Alsya mengangguk, "Terima kasih Dokter Elise."
"Anda juga bisa melakukan perawatan mandiri, misalnya mengonsumsi makanan sehat dan bergizi seimbang. Mencukupi waktu tidur, berolahraga secara rutin. Lalu, yang paling penting... Anda bisa menceritakan tentang apa yang tengah Anda rasakan pada keluarga atau orang terdekat."

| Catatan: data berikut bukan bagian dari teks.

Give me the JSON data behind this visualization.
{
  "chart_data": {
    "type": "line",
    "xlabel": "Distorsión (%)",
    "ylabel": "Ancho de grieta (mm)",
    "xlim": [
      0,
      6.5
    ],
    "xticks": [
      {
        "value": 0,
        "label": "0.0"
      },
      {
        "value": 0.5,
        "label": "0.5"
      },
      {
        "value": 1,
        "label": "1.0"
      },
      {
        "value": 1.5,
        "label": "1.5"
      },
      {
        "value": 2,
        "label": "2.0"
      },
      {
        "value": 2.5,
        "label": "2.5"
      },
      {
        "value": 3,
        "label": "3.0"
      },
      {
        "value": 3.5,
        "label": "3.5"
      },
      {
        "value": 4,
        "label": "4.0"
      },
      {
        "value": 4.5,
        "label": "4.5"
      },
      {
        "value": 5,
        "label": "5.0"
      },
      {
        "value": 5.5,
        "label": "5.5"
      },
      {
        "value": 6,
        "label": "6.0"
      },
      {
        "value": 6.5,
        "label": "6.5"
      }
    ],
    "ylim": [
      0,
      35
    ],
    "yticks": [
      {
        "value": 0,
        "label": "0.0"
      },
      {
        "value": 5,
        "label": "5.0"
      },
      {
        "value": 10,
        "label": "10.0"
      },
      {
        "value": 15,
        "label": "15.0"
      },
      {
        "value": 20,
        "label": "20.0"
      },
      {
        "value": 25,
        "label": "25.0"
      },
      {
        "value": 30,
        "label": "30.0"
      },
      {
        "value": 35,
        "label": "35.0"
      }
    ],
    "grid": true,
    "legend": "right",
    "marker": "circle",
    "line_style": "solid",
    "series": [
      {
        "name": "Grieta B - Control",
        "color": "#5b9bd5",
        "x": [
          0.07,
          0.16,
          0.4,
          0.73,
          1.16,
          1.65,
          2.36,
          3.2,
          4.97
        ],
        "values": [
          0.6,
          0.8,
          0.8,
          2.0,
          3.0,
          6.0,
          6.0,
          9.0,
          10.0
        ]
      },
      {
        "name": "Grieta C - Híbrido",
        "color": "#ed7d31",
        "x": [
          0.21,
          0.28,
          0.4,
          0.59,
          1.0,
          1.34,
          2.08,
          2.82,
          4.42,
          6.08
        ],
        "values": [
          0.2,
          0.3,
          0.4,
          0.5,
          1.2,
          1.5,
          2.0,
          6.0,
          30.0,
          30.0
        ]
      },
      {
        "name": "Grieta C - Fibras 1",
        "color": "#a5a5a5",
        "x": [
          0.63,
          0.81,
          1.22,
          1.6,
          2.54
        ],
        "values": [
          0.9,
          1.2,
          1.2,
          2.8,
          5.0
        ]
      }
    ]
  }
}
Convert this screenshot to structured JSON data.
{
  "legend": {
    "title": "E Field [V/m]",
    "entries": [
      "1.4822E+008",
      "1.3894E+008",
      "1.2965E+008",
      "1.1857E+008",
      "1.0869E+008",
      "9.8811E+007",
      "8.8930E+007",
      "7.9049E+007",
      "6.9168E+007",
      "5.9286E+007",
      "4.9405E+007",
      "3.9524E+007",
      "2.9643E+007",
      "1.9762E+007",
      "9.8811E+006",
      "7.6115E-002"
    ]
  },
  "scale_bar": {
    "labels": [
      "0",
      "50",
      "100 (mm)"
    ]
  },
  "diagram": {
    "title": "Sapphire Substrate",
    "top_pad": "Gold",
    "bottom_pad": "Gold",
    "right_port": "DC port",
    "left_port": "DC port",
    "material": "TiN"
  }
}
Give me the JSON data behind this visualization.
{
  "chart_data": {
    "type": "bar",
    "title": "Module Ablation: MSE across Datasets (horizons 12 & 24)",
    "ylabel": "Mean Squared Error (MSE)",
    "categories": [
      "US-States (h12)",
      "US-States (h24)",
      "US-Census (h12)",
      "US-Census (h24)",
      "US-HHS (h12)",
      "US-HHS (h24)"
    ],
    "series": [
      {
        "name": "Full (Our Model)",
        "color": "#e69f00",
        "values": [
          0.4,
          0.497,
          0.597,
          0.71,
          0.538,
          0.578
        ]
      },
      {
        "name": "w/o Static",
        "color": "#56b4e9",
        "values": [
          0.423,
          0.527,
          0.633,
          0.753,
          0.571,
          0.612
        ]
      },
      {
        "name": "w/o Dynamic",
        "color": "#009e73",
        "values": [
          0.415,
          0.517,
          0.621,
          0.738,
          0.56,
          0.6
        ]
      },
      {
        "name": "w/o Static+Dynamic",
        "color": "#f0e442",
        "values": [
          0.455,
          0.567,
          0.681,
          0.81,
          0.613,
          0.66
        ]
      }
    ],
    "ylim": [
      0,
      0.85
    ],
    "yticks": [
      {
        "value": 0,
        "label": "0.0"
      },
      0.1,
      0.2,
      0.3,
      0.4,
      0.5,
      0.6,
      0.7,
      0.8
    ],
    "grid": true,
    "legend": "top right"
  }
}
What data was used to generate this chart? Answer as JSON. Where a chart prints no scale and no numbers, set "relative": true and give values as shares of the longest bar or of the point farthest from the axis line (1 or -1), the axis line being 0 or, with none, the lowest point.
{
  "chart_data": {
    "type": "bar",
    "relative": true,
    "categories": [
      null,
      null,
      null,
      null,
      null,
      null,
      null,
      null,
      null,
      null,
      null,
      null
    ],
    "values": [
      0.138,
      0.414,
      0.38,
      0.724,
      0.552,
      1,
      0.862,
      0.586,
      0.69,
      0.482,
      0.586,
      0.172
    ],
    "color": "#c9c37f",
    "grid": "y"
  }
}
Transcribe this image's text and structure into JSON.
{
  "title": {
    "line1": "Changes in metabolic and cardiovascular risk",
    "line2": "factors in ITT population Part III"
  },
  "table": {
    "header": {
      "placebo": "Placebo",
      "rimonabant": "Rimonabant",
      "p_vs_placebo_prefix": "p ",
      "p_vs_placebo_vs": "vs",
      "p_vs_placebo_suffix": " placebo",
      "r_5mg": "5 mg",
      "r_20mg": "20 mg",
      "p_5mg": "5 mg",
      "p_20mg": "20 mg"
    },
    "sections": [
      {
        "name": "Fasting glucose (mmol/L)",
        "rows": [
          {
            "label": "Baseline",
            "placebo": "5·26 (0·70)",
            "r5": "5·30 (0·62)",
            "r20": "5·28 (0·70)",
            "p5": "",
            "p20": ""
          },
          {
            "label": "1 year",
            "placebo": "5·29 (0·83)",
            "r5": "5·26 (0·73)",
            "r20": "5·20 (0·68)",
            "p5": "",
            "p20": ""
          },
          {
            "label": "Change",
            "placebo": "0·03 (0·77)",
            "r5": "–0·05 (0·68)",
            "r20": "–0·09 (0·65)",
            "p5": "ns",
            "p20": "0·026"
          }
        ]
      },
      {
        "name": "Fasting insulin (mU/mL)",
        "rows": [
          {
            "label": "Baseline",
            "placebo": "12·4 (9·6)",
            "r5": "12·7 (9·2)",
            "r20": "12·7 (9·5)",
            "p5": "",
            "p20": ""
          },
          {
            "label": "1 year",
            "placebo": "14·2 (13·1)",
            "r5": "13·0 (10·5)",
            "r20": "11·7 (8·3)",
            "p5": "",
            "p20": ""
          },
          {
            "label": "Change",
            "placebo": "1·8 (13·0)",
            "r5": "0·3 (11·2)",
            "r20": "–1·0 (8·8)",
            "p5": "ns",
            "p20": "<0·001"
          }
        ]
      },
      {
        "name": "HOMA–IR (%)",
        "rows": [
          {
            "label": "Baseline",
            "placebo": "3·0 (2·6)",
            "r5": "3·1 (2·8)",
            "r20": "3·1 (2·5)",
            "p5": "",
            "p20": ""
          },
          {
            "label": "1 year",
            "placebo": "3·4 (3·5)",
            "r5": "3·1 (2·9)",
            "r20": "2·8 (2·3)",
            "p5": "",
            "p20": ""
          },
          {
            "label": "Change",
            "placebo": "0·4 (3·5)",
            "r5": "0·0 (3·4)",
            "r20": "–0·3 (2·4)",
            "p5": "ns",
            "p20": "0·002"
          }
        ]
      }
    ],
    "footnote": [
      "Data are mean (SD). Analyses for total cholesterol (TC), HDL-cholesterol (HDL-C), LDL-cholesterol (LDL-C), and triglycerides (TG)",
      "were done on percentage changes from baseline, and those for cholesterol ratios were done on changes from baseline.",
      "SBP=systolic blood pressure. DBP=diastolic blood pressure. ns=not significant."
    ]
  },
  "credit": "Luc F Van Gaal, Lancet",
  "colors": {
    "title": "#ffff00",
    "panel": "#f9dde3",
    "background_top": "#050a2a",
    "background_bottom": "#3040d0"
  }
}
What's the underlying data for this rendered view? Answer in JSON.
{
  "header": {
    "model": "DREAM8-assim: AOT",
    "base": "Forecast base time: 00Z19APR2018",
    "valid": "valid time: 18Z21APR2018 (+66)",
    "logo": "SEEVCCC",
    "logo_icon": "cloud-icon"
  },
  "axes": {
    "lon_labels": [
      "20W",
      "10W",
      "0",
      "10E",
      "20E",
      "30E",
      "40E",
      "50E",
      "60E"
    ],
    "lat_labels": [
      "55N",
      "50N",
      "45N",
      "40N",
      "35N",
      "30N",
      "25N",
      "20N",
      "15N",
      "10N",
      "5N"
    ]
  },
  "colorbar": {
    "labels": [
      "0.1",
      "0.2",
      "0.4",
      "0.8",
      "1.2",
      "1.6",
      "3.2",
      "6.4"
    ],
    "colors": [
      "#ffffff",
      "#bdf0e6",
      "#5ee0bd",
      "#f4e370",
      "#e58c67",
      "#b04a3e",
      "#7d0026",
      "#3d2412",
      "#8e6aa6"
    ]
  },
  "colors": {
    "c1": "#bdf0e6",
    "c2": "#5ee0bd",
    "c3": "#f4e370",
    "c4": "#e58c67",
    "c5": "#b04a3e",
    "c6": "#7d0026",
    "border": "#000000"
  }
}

Arya mengelus kepala Alsya, "Kamu sudah dengar kan, jadi... mulailah terbuka padaku. Apapun ganjalan dalam hatimu, ceritakan padaku. Setidaknya jika ada beban dalam hatimu, beban itu bisa dibagi denganku. Jadikan aku sandaran hidupmu mulai sekarang, Sya."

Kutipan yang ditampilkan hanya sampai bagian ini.